Я молчала. Он смолк тоже. Некоторое время мы просто были рядом, и мне казалось, он больше не скажет ни слова, но он продолжил:
– Я помню, какой-то солдат добил меня штыком в спину, и помню, как упал в снег. Я видел все, что они творили с моим народом, но не мог пошевелиться. Маниту, энергия жизни, покидала меня. С каждым убитым человеком я исходил в ничто. Я молча молился Вакхан Танке, взывая, чтобы Всеотец увидел несправедливость, творящуюся под его великим оком, но он отвернулся от нас в глубокой печали, и с потемневшего неба повалил густой снег. Я лежал там и видел, как солдаты седлали коней. Кто выжил среди пушечных залпов, был ими загнан до смерти. Они добивали детей и женщин, они не щадили никого. Там было не с кем воевать. Там было не с кем.
Я остановилась и обняла его за талию, а другой рукой за шею, и привлекла к себе, прижавшись щекой к волосам. Он уложил подбородок мне на висок. Когда заговорил, изо рта его вырвался пар.
– Я больше не очнулся тогда. Это тело видело беспощадные вещи, способные убить даже богов. Пришел в себя среди пустоты, в красных скалах, мимо которых текли алые ручьи. Багровое небо нависло надо мной, вдали бродили одинокие тени кокипха. Когда я поднялся и простер к ним руки, чтобы повелевать, оказалось, сил моих не осталось, и они меня не услышали. Так, я стал тенью бога, которым когда-то был.
Так вот о каком удобном моменте говорила мне Иктинике.

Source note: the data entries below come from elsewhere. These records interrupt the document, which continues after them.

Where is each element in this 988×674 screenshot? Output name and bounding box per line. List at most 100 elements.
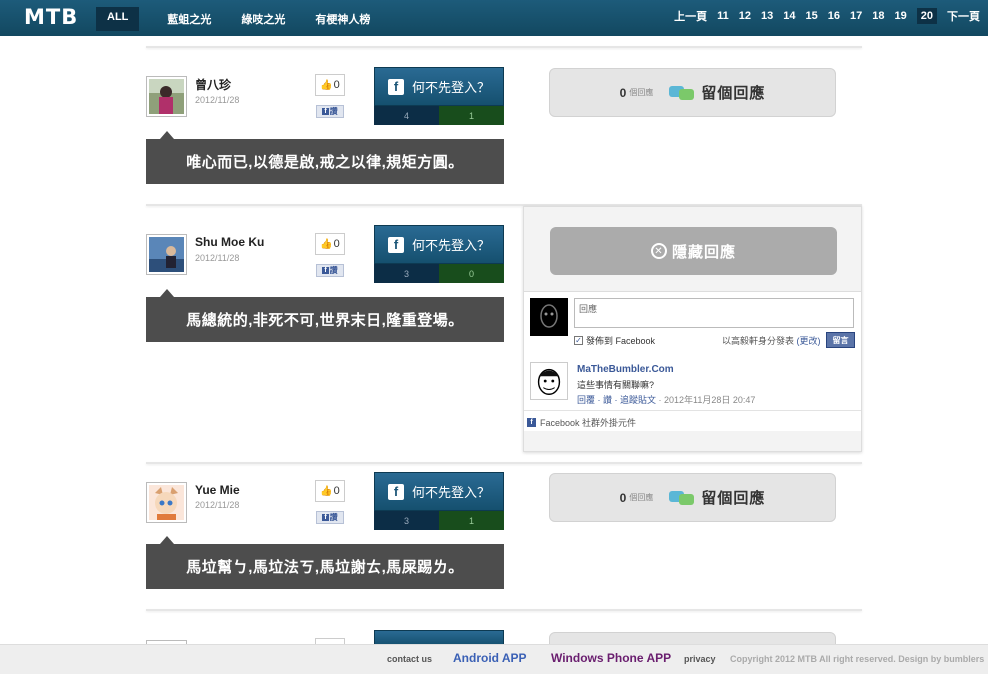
facebook-icon: f (387, 483, 404, 500)
reply-label: 留個回應 (701, 85, 766, 102)
page-link[interactable]: 16 (828, 10, 840, 22)
divider (146, 46, 862, 48)
vote-green-count[interactable]: 0 (439, 264, 504, 283)
fb-plugin-link[interactable]: Facebook 社群外掛元件 (540, 416, 636, 429)
next-page-link[interactable]: 下一頁 (947, 8, 980, 24)
leave-reply-button[interactable]: 0 個回應 留個回應 (549, 68, 836, 117)
fb-login-button[interactable]: f 何不先登入？ (374, 472, 504, 511)
like-button[interactable]: 👍 0 (315, 480, 345, 502)
nav-ranking[interactable]: 有梗神人榜 (315, 7, 370, 31)
current-user-avatar (530, 298, 568, 336)
pagination: 上一頁 11 12 13 14 15 16 17 18 19 20 下一頁 (664, 8, 980, 24)
login-vote-block: f 何不先登入？ 3 0 (374, 225, 504, 283)
post-date: 2012/11/28 (195, 95, 240, 105)
speech-pointer (160, 536, 174, 544)
nav-all[interactable]: ALL (96, 7, 140, 31)
avatar-photo-icon (149, 485, 184, 520)
android-app-link[interactable]: Android APP (453, 651, 527, 665)
post-date: 2012/11/28 (195, 253, 240, 263)
checkbox-checked-icon[interactable]: ✓ (574, 336, 583, 345)
main-nav: ALL 藍蛆之光 綠吱之光 有梗神人榜 (96, 7, 400, 31)
avatar[interactable] (146, 234, 187, 275)
vote-blue-count[interactable]: 4 (374, 106, 439, 125)
chat-bubbles-icon (669, 489, 695, 507)
page-link[interactable]: 13 (761, 10, 773, 22)
login-vote-block: f 何不先登入？ 4 1 (374, 67, 504, 125)
fb-like-button[interactable]: f讚 (316, 511, 344, 524)
vote-blue-count[interactable]: 3 (374, 511, 439, 530)
commenter-name[interactable]: MaTheBumbler.Com (577, 364, 674, 375)
speech-pointer (160, 131, 174, 139)
posting-as: 以高毅軒身分發表 (更改) (722, 336, 821, 346)
user-name[interactable]: Shu Moe Ku (195, 235, 264, 249)
footer: contact us Android APP Windows Phone APP… (0, 644, 988, 674)
thumbs-up-icon: 👍 (320, 485, 333, 497)
avatar[interactable] (146, 76, 187, 117)
page-link[interactable]: 19 (895, 10, 907, 22)
facebook-icon: f (322, 514, 329, 521)
prev-page-link[interactable]: 上一頁 (674, 8, 707, 24)
page-link[interactable]: 12 (739, 10, 751, 22)
hide-replies-button[interactable]: ✕ 隱藏回應 (550, 227, 837, 275)
submit-comment-button[interactable]: 留言 (826, 332, 855, 348)
top-bar: MTB ALL 藍蛆之光 綠吱之光 有梗神人榜 上一頁 11 12 13 14 … (0, 0, 988, 36)
page-link[interactable]: 17 (850, 10, 862, 22)
divider (146, 462, 862, 464)
vote-green-count[interactable]: 1 (439, 106, 504, 125)
avatar[interactable] (146, 482, 187, 523)
login-vote-block: f 何不先登入？ 3 1 (374, 472, 504, 530)
windows-phone-app-link[interactable]: Windows Phone APP (551, 651, 671, 665)
facebook-icon: f (322, 267, 329, 274)
avatar-photo-icon (149, 79, 184, 114)
fb-like-button[interactable]: f讚 (316, 264, 344, 277)
page-link[interactable]: 15 (806, 10, 818, 22)
post-quote: 馬總統的,非死不可,世界末日,隆重登場。 (146, 289, 504, 342)
copyright: Copyright 2012 MTB All right reserved. D… (730, 654, 985, 664)
page-link[interactable]: 11 (717, 10, 729, 22)
comment-actions: 回覆 · 讚 · 追蹤貼文 · 2012年11月28日 20:47 (577, 393, 755, 406)
vote-blue-count[interactable]: 3 (374, 264, 439, 283)
page-link[interactable]: 14 (783, 10, 795, 22)
privacy-link[interactable]: privacy (684, 654, 716, 664)
reply-count-label: 個回應 (629, 493, 654, 502)
fb-plugin-footer: f Facebook 社群外掛元件 (524, 410, 861, 434)
divider (146, 609, 862, 611)
nav-blue[interactable]: 藍蛆之光 (167, 7, 211, 31)
fb-login-button[interactable]: f 何不先登入？ (374, 225, 504, 264)
speech-pointer (160, 289, 174, 297)
nav-green[interactable]: 綠吱之光 (241, 7, 285, 31)
user-name[interactable]: 曾八珍 (195, 76, 231, 93)
leave-reply-button[interactable]: 0 個回應 留個回應 (549, 473, 836, 522)
post-quote: 唯心而已,以德是啟,戒之以律,規矩方圓。 (146, 131, 504, 184)
fb-comments-widget: 回應 ✓ 發佈到 Facebook 以高毅軒身分發表 (更改) 留言 MaTheB… (524, 291, 861, 431)
reply-count: 0 (619, 490, 627, 505)
commenter-avatar[interactable] (530, 362, 568, 400)
post-to-facebook-checkbox[interactable]: ✓ 發佈到 Facebook (574, 334, 655, 347)
logo[interactable]: MTB (24, 5, 78, 29)
post-quote: 馬垃幫ㄅ,馬垃法ㄎ,馬垃謝ㄊ,馬屎踢ㄌ。 (146, 536, 504, 589)
fb-like-button[interactable]: f讚 (316, 105, 344, 118)
reply-count: 0 (619, 85, 627, 100)
comment-action-links[interactable]: 回覆 · 讚 · 追蹤貼文 (577, 395, 656, 405)
avatar-photo-icon (149, 237, 184, 272)
current-page[interactable]: 20 (916, 8, 937, 24)
facebook-icon: f (387, 78, 404, 95)
change-user-link[interactable]: (更改) (797, 336, 821, 346)
page-link[interactable]: 18 (872, 10, 884, 22)
post-date: 2012/11/28 (195, 500, 240, 510)
like-button[interactable]: 👍 0 (315, 74, 345, 96)
close-icon: ✕ (650, 243, 667, 259)
comment-input[interactable]: 回應 (574, 298, 854, 328)
thumbs-up-icon: 👍 (320, 238, 333, 250)
comment-time: · 2012年11月28日 20:47 (656, 395, 756, 405)
thumbs-up-icon: 👍 (320, 79, 333, 91)
facebook-icon: f (527, 418, 536, 427)
contact-link[interactable]: contact us (387, 654, 432, 664)
comment-text: 這些事情有關聯嘛? (577, 380, 655, 390)
user-name[interactable]: Yue Mie (195, 483, 240, 497)
like-button[interactable]: 👍 0 (315, 233, 345, 255)
fb-login-button[interactable]: f 何不先登入？ (374, 67, 504, 106)
reply-label: 留個回應 (701, 490, 766, 507)
vote-green-count[interactable]: 1 (439, 511, 504, 530)
comments-panel: ✕ 隱藏回應 回應 ✓ 發佈到 Facebook 以高毅軒身分發表 (更改) 留言… (523, 206, 862, 452)
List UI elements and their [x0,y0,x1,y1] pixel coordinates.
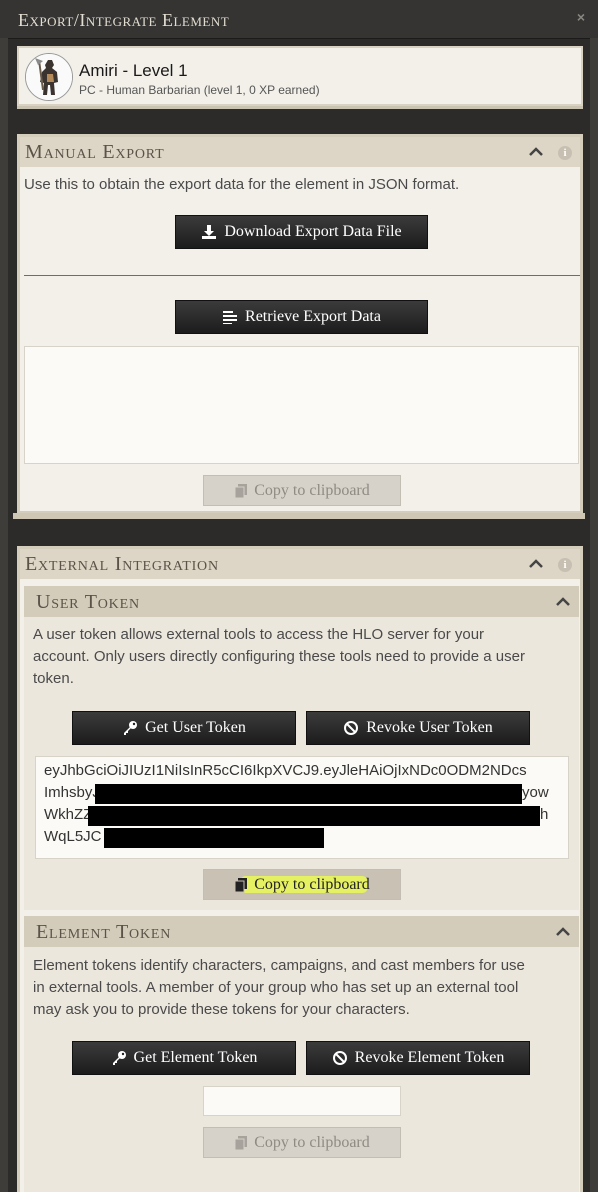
download-icon [202,225,217,239]
key-icon [124,721,138,735]
export-data-textarea[interactable] [24,346,579,464]
user-token-line-3: WkhZZ [44,806,93,823]
element-token-copy-label: Copy to clipboard [254,1133,370,1151]
dialog-title: Export/Integrate Element [18,10,230,30]
list-icon [223,311,238,324]
character-name: Amiri - Level 1 [79,61,188,80]
chevron-up-icon[interactable] [555,927,571,937]
element-token-description-1: Element tokens identify characters, camp… [33,957,525,974]
manual-copy-label: Copy to clipboard [254,481,370,499]
key-icon [112,1051,126,1065]
element-token-title: Element Token [36,921,172,943]
left-edge [0,38,8,1192]
element-token-description-2: in external tools. A member of your grou… [33,979,519,996]
revoke-element-token-button[interactable]: Revoke Element Token [306,1041,530,1075]
dialog-titlebar: Export/Integrate Element × [0,0,598,39]
manual-export-header[interactable]: Manual Export i [20,137,580,167]
get-user-token-button[interactable]: Get User Token [72,711,296,745]
ban-icon [344,721,359,735]
info-icon[interactable]: i [558,558,572,572]
element-token-description-3: may ask you to provide these tokens for … [33,1001,410,1018]
revoke-element-token-label: Revoke Element Token [354,1049,505,1066]
manual-export-title: Manual Export [25,141,165,163]
redaction-bar [88,806,540,826]
user-token-line-2: ImhsbyJ [44,784,100,801]
user-token-title: User Token [36,591,140,613]
user-token-description-2: account. Only users directly configuring… [33,648,525,665]
user-token-description-3: token. [33,670,74,687]
user-token-copy-button[interactable]: Copy to clipboard [203,869,401,900]
redaction-bar [95,784,522,804]
section-divider [24,275,580,276]
character-card: Amiri - Level 1 PC - Human Barbarian (le… [17,46,583,106]
copy-icon [234,877,248,892]
revoke-user-token-button[interactable]: Revoke User Token [306,711,530,745]
retrieve-export-label: Retrieve Export Data [245,308,381,325]
external-integration-header[interactable]: External Integration i [20,549,580,579]
copy-icon [234,483,248,498]
redaction-bar [104,828,324,848]
user-token-line-2-end: yow [522,784,549,801]
manual-export-description: Use this to obtain the export data for t… [24,176,460,193]
copy-icon [234,1135,248,1150]
retrieve-export-button[interactable]: Retrieve Export Data [175,300,428,334]
element-token-field[interactable] [203,1086,401,1116]
user-token-header[interactable]: User Token [24,586,579,617]
revoke-user-token-label: Revoke User Token [366,719,493,736]
user-token-copy-label: Copy to clipboard [254,875,370,893]
user-token-line-4: WqL5JC [44,828,102,845]
element-token-header[interactable]: Element Token [24,916,579,947]
character-subtitle: PC - Human Barbarian (level 1, 0 XP earn… [79,83,320,97]
manual-copy-button[interactable]: Copy to clipboard [203,475,401,506]
download-export-label: Download Export Data File [224,223,402,240]
info-icon[interactable]: i [558,146,572,160]
external-integration-title: External Integration [25,553,219,575]
right-edge [590,38,598,1192]
get-user-token-label: Get User Token [145,719,246,736]
download-export-button[interactable]: Download Export Data File [175,215,428,249]
user-token-line-1: eyJhbGciOiJIUzI1NiIsInR5cCI6IkpXVCJ9.eyJ… [44,762,527,779]
character-avatar [25,53,73,101]
user-token-description-1: A user token allows external tools to ac… [33,626,485,643]
chevron-up-icon[interactable] [528,559,544,569]
element-token-copy-button[interactable]: Copy to clipboard [203,1127,401,1158]
get-element-token-button[interactable]: Get Element Token [72,1041,296,1075]
chevron-up-icon[interactable] [555,597,571,607]
user-token-line-3-end: h [540,806,549,823]
close-icon[interactable]: × [577,9,585,25]
chevron-up-icon[interactable] [528,147,544,157]
get-element-token-label: Get Element Token [133,1049,258,1066]
ban-icon [332,1051,347,1065]
panel-shadow [13,513,585,519]
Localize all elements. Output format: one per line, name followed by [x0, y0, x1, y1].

Вот как другие боги отняли у Шороха силы. Обняв его крепче, я шепнула:
– Когда ты вернешь себе все, что забрали, что ты сделаешь?
– Найду тех, кто сделал это, – мгновенно ответил он. – Мое изгнание покажется им благодатью. В Красном мире найдется много мест, способных стать даже для богов сущим кошмаром. А когда это станется, верну, что мне принадлежало.
Я похолодела. Как эхо, до меня долетел его нежный поцелуй в лоб. Он обнял мое лицо ладонями и отстранился. В алых глазах много было безжалостной холодности.
– Ты будешь со мной рядом всегда, митхава, в безопасности. Кончатся твои мучения и страхи. Больше не будут тебя пугать порождения моих же рук: что ты повелишь им, то они сотворят для тебя. Никаких врагов больше не останется для моей Иштимы, ни в том мире, ни в этом. И Обещаю тебе это.
– Но если ты станешь так силен, – робко спросила я. – Не будет ли сильнее Красный мир? Не будет ли бед от этого для людей, Шорох?
Он склонил вбок голову, поглядел на меня – долго, пристально, устало, и впервые ничего не ответил.